JC: We lost four people from our church: a firefighter, a police officer, a man who worked for a financial firm and a woman who worked for Cantor Fitzgerald. Her 19-year-old daughter is part of our church. Also, the whole church has been touched by the tragedy. We ministered to people by the thousands as they fled Manhattan and came over the Brooklyn Bridge. In October, we also had a benefit concert for firefighters here. The church was packed with about 2,000 people in overflow rooms, and they went berserk to honor the firefighters. They cheered for five or six minutes straight.

PW: When was your book God's Grace from Ground Zero conceived? How long did it take to write?

JC: About 10 days after the event, I was lying in bed praying, and the thought came to me: "God's grace from ground zero." Now, I'm not a polished writer—all of my books are really sermons that I've preached and then put in my own hand. Then my co-writer edits them and helps me with my dangling participles and all of that. I called Zondervan—this is very rare for me, because I usually don't have ideas for books—and told them that I had a book in mind and that I already had a title for it. Zondervan got back to me in a day and said, "How quickly can you write it?" I said I would shut down everything else, and I did. In two weeks and four days, between me and my co-writer, we finished the book. It's short, but still, I thought that was amazing. I did nothing else but eat and write for those two weeks.
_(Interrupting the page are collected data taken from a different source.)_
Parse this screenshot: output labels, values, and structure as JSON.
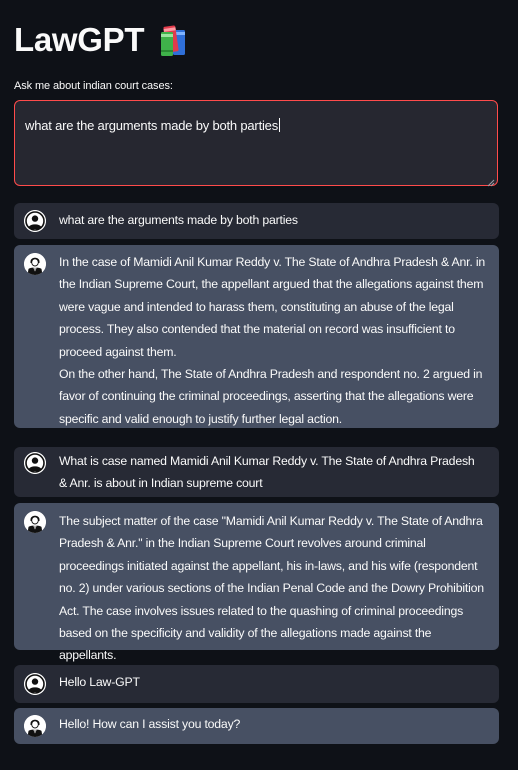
{
  "app": {
    "title": "LawGPT",
    "title_icon": "books-icon"
  },
  "query": {
    "label": "Ask me about indian court cases:",
    "value": "what are the arguments made by both parties"
  },
  "messages": [
    {
      "role": "user",
      "avatar": "user-avatar-icon",
      "paragraphs": [
        "what are the arguments made by both parties"
      ]
    },
    {
      "role": "bot",
      "avatar": "lawyer-avatar-icon",
      "paragraphs": [
        "In the case of Mamidi Anil Kumar Reddy v. The State of Andhra Pradesh & Anr. in the Indian Supreme Court, the appellant argued that the allegations against them were vague and intended to harass them, constituting an abuse of the legal process. They also contended that the material on record was insufficient to proceed against them.",
        "On the other hand, The State of Andhra Pradesh and respondent no. 2 argued in favor of continuing the criminal proceedings, asserting that the allegations were specific and valid enough to justify further legal action."
      ]
    },
    {
      "role": "user",
      "avatar": "user-avatar-icon",
      "paragraphs": [
        "What is case named Mamidi Anil Kumar Reddy v. The State of Andhra Pradesh & Anr. is about in Indian supreme court"
      ]
    },
    {
      "role": "bot",
      "avatar": "lawyer-avatar-icon",
      "paragraphs": [
        "The subject matter of the case \"Mamidi Anil Kumar Reddy v. The State of Andhra Pradesh & Anr.\" in the Indian Supreme Court revolves around criminal proceedings initiated against the appellant, his in-laws, and his wife (respondent no. 2) under various sections of the Indian Penal Code and the Dowry Prohibition Act. The case involves issues related to the quashing of criminal proceedings based on the specificity and validity of the allegations made against the appellants."
      ]
    },
    {
      "role": "user",
      "avatar": "user-avatar-icon",
      "paragraphs": [
        "Hello Law-GPT"
      ]
    },
    {
      "role": "bot",
      "avatar": "lawyer-avatar-icon",
      "paragraphs": [
        "Hello! How can I assist you today?"
      ]
    }
  ],
  "colors": {
    "background": "#0e1117",
    "input_background": "#262730",
    "input_border_focus": "#ff4b4b",
    "user_message_background": "#272a35",
    "bot_message_background": "#475063",
    "text": "#fafafa"
  }
}
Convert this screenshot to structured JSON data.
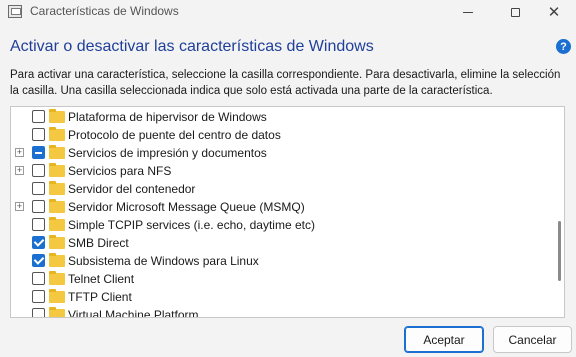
{
  "window": {
    "title": "Características de Windows",
    "close_glyph": "✕"
  },
  "dialog": {
    "heading": "Activar o desactivar las características de Windows",
    "help_glyph": "?",
    "description": "Para activar una característica, seleccione la casilla correspondiente. Para desactivarla, elimine la selección la casilla. Una casilla seleccionada indica que solo está activada una parte de la característica."
  },
  "features": [
    {
      "label": "Plataforma de hipervisor de Windows",
      "state": "unchecked",
      "expandable": false
    },
    {
      "label": "Protocolo de puente del centro de datos",
      "state": "unchecked",
      "expandable": false
    },
    {
      "label": "Servicios de impresión y documentos",
      "state": "partial",
      "expandable": true
    },
    {
      "label": "Servicios para NFS",
      "state": "unchecked",
      "expandable": true
    },
    {
      "label": "Servidor del contenedor",
      "state": "unchecked",
      "expandable": false
    },
    {
      "label": "Servidor Microsoft Message Queue (MSMQ)",
      "state": "unchecked",
      "expandable": true
    },
    {
      "label": "Simple TCPIP services (i.e. echo, daytime etc)",
      "state": "unchecked",
      "expandable": false
    },
    {
      "label": "SMB Direct",
      "state": "checked",
      "expandable": false
    },
    {
      "label": "Subsistema de Windows para Linux",
      "state": "checked",
      "expandable": false
    },
    {
      "label": "Telnet Client",
      "state": "unchecked",
      "expandable": false
    },
    {
      "label": "TFTP Client",
      "state": "unchecked",
      "expandable": false
    },
    {
      "label": "Virtual Machine Platform",
      "state": "unchecked",
      "expandable": false
    }
  ],
  "expander_glyph": "+",
  "buttons": {
    "ok": "Aceptar",
    "cancel": "Cancelar"
  },
  "colors": {
    "accent": "#1a6fd1",
    "heading": "#1f3f99",
    "folder": "#f5c842"
  }
}
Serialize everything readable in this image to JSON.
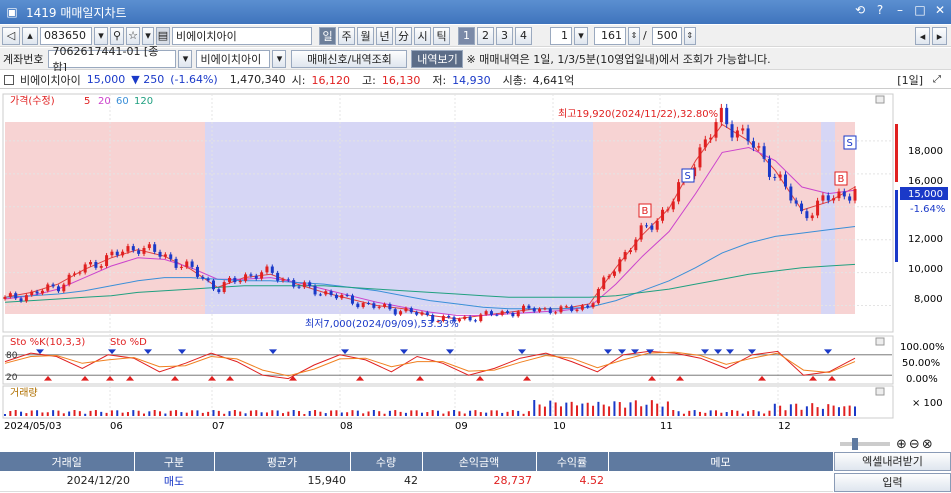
{
  "window": {
    "title": "1419 매매일지차트"
  },
  "toolbar1": {
    "stock_code": "083650",
    "stock_name": "비에이치아이",
    "periods": [
      "일",
      "주",
      "월",
      "년",
      "分",
      "시",
      "틱"
    ],
    "active_period": "일",
    "numbers": [
      "1",
      "2",
      "3",
      "4"
    ],
    "interval": "1",
    "count": "161",
    "total": "500",
    "slash": "/"
  },
  "toolbar2": {
    "account_label": "계좌번호",
    "account": "7062617441-01 [종합]",
    "account_name": "비에이치아이",
    "btn_signals": "매매신호/내역조회",
    "btn_history": "내역보기",
    "notice": "※ 매매내역은 1일, 1/3/5분(10영업일내)에서 조회가 가능합니다."
  },
  "info": {
    "name": "비에이치아이",
    "price": "15,000",
    "change": "▼ 250",
    "change_pct": "(-1.64%)",
    "volume": "1,470,340",
    "open_label": "시:",
    "open": "16,120",
    "high_label": "고:",
    "high": "16,130",
    "low_label": "저:",
    "low": "14,930",
    "mcap_label": "시총:",
    "mcap": "4,641억",
    "period_tag": "[1일]"
  },
  "chart_data": [
    {
      "type": "line",
      "name": "price",
      "legend": [
        "가격(수정)",
        "5",
        "20",
        "60",
        "120"
      ],
      "x": [
        "2024/05/03",
        "06",
        "07",
        "08",
        "09",
        "10",
        "11",
        "12"
      ],
      "ylim": [
        7000,
        20000
      ],
      "yticks": [
        "18,000",
        "16,000",
        "14,000",
        "12,000",
        "10,000",
        "8,000"
      ],
      "current_price": "15,000",
      "current_pct": "-1.64%",
      "annotations": {
        "high": "최고19,920(2024/11/22),32.80%",
        "low": "최저7,000(2024/09/09),53.33%"
      },
      "markers": [
        "S",
        "B",
        "S",
        "B"
      ],
      "series": [
        {
          "values": [
            8400,
            8700,
            9200,
            10300,
            11000,
            11600,
            11000,
            10200,
            9000,
            9800,
            10000,
            9200,
            8800,
            8300,
            7900,
            7700,
            7300,
            7100,
            7400,
            7600,
            7800,
            7700,
            8000,
            10500,
            12500,
            14000,
            17000,
            19500,
            18000,
            16000,
            13500,
            14500,
            15000
          ]
        },
        {
          "name": "5",
          "values": [
            8500,
            8800,
            9300,
            10200,
            10900,
            11400,
            11000,
            10200,
            9100,
            9700,
            9900,
            9300,
            8800,
            8400,
            8000,
            7800,
            7400,
            7200,
            7400,
            7600,
            7800,
            7800,
            8100,
            10300,
            12300,
            13900,
            16800,
            19000,
            18000,
            16200,
            13800,
            14300,
            15200
          ]
        },
        {
          "name": "20",
          "values": [
            8400,
            8600,
            9000,
            9700,
            10400,
            10900,
            10800,
            10300,
            9600,
            9600,
            9700,
            9400,
            9000,
            8600,
            8200,
            7900,
            7600,
            7400,
            7400,
            7500,
            7600,
            7700,
            7900,
            9300,
            11000,
            12500,
            14800,
            17300,
            17600,
            16800,
            15200,
            14800,
            15000
          ]
        },
        {
          "name": "60",
          "values": [
            8500,
            8600,
            8700,
            8900,
            9200,
            9500,
            9700,
            9700,
            9600,
            9500,
            9500,
            9400,
            9300,
            9100,
            8900,
            8600,
            8300,
            8100,
            7900,
            7800,
            7800,
            7800,
            7900,
            8300,
            8900,
            9500,
            10300,
            11200,
            11800,
            12200,
            12400,
            12600,
            12800
          ]
        },
        {
          "name": "120",
          "values": [
            8200,
            8300,
            8400,
            8500,
            8600,
            8800,
            8900,
            9000,
            9100,
            9200,
            9200,
            9200,
            9200,
            9100,
            9000,
            8900,
            8800,
            8700,
            8600,
            8500,
            8500,
            8500,
            8500,
            8600,
            8800,
            9000,
            9300,
            9600,
            9900,
            10100,
            10300,
            10400,
            10500
          ]
        }
      ]
    },
    {
      "type": "line",
      "name": "stochastic",
      "legend": [
        "Sto %K(10,3,3)",
        "Sto %D"
      ],
      "ylim": [
        0,
        100
      ],
      "yticks": [
        "100.00%",
        "50.00%",
        "0.00%"
      ],
      "levels": [
        "80",
        "20"
      ],
      "series": [
        {
          "values": [
            60,
            85,
            75,
            40,
            80,
            70,
            30,
            55,
            85,
            60,
            20,
            10,
            50,
            80,
            65,
            30,
            75,
            55,
            20,
            40,
            70,
            85,
            60,
            30,
            80,
            90,
            85,
            70,
            40,
            80,
            90,
            20,
            30,
            70
          ]
        },
        {
          "values": [
            55,
            75,
            78,
            55,
            65,
            72,
            45,
            48,
            75,
            68,
            35,
            18,
            38,
            68,
            70,
            45,
            60,
            60,
            32,
            35,
            58,
            78,
            70,
            42,
            65,
            85,
            88,
            78,
            52,
            70,
            85,
            35,
            28,
            60
          ]
        }
      ]
    },
    {
      "type": "bar",
      "name": "volume",
      "legend": [
        "거래량"
      ],
      "yticks": [
        "× 100"
      ]
    }
  ],
  "table": {
    "headers": [
      "거래일",
      "구분",
      "평균가",
      "수량",
      "손익금액",
      "수익률",
      "메모"
    ],
    "rows": [
      [
        "2024/12/20",
        "매도",
        "15,940",
        "42",
        "28,737",
        "4.52",
        ""
      ]
    ]
  },
  "side_buttons": {
    "excel": "엑셀내려받기",
    "input": "입력"
  },
  "colors": {
    "up": "#e02020",
    "down": "#1a39c8",
    "header": "#5f7aa0",
    "buy_zone": "#f7d3d3",
    "sell_zone": "#d6d6f5"
  }
}
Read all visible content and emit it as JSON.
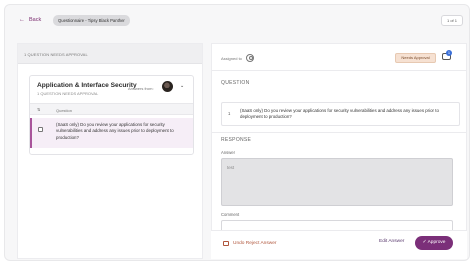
{
  "header": {
    "back_label": "Back",
    "questionnaire_chip": "Questionnaire - Tipsy Black Panther",
    "pager": "1 of 1"
  },
  "left_panel": {
    "header": "1 QUESTION NEEDS APPROVAL",
    "card": {
      "title": "Application & Interface Security",
      "subtitle": "1 QUESTION NEEDS APPROVAL",
      "answers_from": "Answers from:",
      "columns": [
        "",
        "Question"
      ],
      "rows": [
        {
          "text": "(SaaS only) Do you review your applications for security vulnerabilities and address any issues prior to deployment to production?"
        }
      ]
    }
  },
  "right_panel": {
    "assigned_label": "Assigned to",
    "badge": "Needs Approval",
    "comment_count": "1",
    "question_section": "QUESTION",
    "question_number": "1",
    "question_text": "(SaaS only) Do you review your applications for security vulnerabilities and address any issues prior to deployment to production?",
    "response_section": "RESPONSE",
    "answer_label": "Answer",
    "answer_value": "test",
    "comment_label": "Comment"
  },
  "footer": {
    "undo_label": "Undo Reject Answer",
    "edit_label": "Edit Answer",
    "approve_label": "Approve"
  },
  "colors": {
    "accent": "#7b2f79",
    "badge_bg": "#f6e1d2",
    "selected_row": "#f6eef7"
  }
}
Incidentally, all of my royalties, from the first book on, go directly to the church. I wouldn't want anyone to think I'm capitalizing on this tragedy.

PW: Why the title? What can be seen of God's grace at ground zero?

JC: The people who lost loved ones have seen a great manifestation of God's grace. God is helping these people through their ordeals, and their losses have created new opportunities for others to experience God's love. God will use things from the beginning of this war to bring people closer to him. We're all more conscious now that when you leave this earth, you don't take a thing with you. People now are willing to discuss eternity and the brevity of life. No one ever expects their last day to be their last day; life is so uncertain. These are not things that New Yorkers typically think about, let alone talk about.

PW: In the book, you express disappointment with the way some Christians have responded to the tragedy, by judging others or laying blame.

JC: We've just got to avoid the pseudo-prophetic judgmentalism that says who is to blame for this—as if prophets speak to nations instead of the church. Christians are to be witnesses with good news. And Jesus was clear that there would be wars and rumors of wars, but the end is not yet. To me, this tragedy is part of the human condition of free will and evil on the earth. For 20 centuries, there have been tribal wars, ethnic wars, civil wars and world wars. Now, we're in another kind of war. Christians need to shine like a light.

PW: What are you hoping that this book will offer to readers?

JC: I hope it will be a blessing to people, and that it will make them stop and think. I hope it will give Christians encouragement that we can't live in fear. You've got to trust God and keep moving on.